= Injunctive mood =

Grammatical mood in Sanskrit

The injunctive mood was a grammatical mood in Sanskrit that was characterized by secondary endings but no augment, and usually looked like an augmentless aorist or imperfect. It typically stood in a main clause and had a subjunctive or imperative meaning; for example, it could indicate intention, e.g. RV 1.32.1 índrasya nú vīryā̀ṇi prá vocam "Indra's heroic deeds will/shall I now declaim". It was obligatory for use in prohibitions, where it follows mā́. In later Classical Sanskrit, only the use after mā remained (there are no accents in Classical Sanskrit).

Ancient Greek has words that are formally similar to the Sanskrit injunctive mood, consisting of aorist and imperfect forms lacking the augment. These are normally used in Homer and other epic poetry (see Homeric Greek).

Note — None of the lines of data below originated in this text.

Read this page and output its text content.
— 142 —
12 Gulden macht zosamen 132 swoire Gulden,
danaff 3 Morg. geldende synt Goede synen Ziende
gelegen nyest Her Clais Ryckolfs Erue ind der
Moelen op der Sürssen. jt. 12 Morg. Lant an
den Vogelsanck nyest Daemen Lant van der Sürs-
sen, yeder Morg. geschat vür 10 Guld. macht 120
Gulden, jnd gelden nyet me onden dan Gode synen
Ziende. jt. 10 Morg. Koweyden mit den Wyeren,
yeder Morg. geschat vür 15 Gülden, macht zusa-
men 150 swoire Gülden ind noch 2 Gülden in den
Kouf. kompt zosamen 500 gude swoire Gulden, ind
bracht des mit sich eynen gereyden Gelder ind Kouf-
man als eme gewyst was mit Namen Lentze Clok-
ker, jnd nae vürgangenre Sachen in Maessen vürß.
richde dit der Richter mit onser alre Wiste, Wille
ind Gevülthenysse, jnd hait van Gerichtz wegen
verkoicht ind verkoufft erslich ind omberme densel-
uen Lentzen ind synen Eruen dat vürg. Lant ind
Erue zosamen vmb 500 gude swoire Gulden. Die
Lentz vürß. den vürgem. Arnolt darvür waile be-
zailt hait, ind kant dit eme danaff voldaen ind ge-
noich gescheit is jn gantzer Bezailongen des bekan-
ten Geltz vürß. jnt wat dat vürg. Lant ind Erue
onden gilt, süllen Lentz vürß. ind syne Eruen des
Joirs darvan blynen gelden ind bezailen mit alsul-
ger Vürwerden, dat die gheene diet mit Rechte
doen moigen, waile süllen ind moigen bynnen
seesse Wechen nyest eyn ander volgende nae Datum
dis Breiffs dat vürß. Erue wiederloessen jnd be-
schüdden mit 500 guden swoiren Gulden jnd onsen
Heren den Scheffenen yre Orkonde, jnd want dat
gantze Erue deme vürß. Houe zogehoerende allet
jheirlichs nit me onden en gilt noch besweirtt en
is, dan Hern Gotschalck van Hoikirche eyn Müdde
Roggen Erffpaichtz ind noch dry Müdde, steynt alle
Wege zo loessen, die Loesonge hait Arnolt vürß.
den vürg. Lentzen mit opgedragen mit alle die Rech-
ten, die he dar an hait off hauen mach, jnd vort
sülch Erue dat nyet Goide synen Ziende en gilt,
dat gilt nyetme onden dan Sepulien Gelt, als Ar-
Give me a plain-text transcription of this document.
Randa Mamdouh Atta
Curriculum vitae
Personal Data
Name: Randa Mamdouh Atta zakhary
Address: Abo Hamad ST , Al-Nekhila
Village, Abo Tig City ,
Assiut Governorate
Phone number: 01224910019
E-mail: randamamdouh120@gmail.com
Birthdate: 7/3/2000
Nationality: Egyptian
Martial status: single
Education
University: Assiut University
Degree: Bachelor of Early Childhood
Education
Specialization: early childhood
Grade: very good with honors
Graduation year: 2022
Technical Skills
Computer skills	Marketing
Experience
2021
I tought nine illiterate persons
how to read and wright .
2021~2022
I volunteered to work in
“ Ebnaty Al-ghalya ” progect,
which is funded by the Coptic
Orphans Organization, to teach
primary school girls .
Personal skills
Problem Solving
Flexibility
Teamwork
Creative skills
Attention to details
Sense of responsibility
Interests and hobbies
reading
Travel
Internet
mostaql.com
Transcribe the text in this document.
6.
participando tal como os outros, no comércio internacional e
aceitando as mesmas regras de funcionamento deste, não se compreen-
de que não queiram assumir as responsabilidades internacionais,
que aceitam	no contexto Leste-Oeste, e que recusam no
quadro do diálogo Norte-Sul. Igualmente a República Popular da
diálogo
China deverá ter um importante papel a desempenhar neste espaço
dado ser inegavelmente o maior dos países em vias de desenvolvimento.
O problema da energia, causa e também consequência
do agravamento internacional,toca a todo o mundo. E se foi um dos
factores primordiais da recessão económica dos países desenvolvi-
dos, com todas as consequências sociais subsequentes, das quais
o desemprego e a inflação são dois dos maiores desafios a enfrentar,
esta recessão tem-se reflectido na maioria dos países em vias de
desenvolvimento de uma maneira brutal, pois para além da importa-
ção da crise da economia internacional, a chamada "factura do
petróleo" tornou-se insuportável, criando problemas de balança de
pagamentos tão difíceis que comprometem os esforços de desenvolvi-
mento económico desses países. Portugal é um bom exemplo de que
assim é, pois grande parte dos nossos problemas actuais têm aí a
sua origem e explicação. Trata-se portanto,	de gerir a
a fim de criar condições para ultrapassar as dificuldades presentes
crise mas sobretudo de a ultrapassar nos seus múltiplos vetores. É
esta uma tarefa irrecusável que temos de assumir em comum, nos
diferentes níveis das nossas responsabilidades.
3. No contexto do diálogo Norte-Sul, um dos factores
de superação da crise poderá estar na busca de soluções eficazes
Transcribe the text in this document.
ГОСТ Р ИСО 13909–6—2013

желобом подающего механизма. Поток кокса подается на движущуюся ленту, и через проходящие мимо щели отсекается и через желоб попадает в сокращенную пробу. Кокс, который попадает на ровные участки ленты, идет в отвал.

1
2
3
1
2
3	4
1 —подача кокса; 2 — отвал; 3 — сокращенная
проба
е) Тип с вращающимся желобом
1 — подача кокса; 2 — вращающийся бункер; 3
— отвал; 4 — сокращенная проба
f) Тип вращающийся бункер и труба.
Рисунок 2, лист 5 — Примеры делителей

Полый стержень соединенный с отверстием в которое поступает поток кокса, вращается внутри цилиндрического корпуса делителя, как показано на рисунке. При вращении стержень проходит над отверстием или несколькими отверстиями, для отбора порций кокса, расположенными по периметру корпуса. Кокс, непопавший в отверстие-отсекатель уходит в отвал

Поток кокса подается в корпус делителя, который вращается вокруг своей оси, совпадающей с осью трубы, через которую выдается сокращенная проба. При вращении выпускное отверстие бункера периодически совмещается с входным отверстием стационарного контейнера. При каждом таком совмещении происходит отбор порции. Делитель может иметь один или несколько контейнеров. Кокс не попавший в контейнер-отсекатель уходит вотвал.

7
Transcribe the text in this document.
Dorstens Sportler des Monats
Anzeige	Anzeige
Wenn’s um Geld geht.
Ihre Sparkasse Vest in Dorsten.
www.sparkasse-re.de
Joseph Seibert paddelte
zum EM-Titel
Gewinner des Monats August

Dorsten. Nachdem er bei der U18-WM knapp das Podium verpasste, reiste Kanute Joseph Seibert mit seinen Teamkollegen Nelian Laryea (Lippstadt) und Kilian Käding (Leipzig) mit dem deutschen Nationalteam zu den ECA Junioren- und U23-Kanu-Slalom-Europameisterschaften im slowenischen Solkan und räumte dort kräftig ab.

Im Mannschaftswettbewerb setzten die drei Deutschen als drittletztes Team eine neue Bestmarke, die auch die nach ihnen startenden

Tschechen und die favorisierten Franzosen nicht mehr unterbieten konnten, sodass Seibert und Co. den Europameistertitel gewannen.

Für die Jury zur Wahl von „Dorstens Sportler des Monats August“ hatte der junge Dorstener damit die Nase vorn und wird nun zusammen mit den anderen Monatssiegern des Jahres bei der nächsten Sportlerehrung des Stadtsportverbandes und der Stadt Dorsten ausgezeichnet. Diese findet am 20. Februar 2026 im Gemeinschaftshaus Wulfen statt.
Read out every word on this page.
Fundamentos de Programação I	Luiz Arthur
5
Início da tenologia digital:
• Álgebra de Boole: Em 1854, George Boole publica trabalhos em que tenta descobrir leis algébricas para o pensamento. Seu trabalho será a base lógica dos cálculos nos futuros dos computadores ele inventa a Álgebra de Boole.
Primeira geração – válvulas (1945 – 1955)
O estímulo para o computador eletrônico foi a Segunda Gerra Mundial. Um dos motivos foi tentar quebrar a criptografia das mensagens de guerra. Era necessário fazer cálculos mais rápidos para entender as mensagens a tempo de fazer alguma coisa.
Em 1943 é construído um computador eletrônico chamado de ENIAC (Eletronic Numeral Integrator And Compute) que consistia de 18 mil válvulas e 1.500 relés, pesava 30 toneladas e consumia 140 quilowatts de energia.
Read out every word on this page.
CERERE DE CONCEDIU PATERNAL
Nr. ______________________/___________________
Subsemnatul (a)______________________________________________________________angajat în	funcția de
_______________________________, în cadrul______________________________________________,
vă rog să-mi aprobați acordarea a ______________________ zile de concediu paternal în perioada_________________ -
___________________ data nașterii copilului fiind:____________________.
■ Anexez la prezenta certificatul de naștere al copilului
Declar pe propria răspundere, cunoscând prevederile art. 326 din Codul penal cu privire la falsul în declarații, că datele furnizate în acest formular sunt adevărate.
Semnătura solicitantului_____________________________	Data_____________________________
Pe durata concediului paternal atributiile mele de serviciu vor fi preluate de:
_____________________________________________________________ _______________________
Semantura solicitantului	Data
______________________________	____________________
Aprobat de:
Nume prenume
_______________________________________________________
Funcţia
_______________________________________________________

It is generally assumed that the augment was originally a separate particle meaning something like "then", added to indicate the past time of a form that was once mostly aspectual, and neutral with respect to tense. Originally, its use appears to have been optional, added as necessary to clear up an otherwise ambiguous expression, similarly to time adverbs in Chinese. Gradually, it fused onto the verb form and became mandatory, but in the early stages of Greek and Sanskrit this change was not yet complete, and hence augmentless forms existed side-by-side with augmented forms. The modal semantics of the augmentless forms may then be a later development within Indo-Iranian or Indo-Aryan. It's also possible that the modal semantics developed in the parent language and later developments in Pre-Greek removed them and put back the basic meaning of the aorist and imperative, by analogy.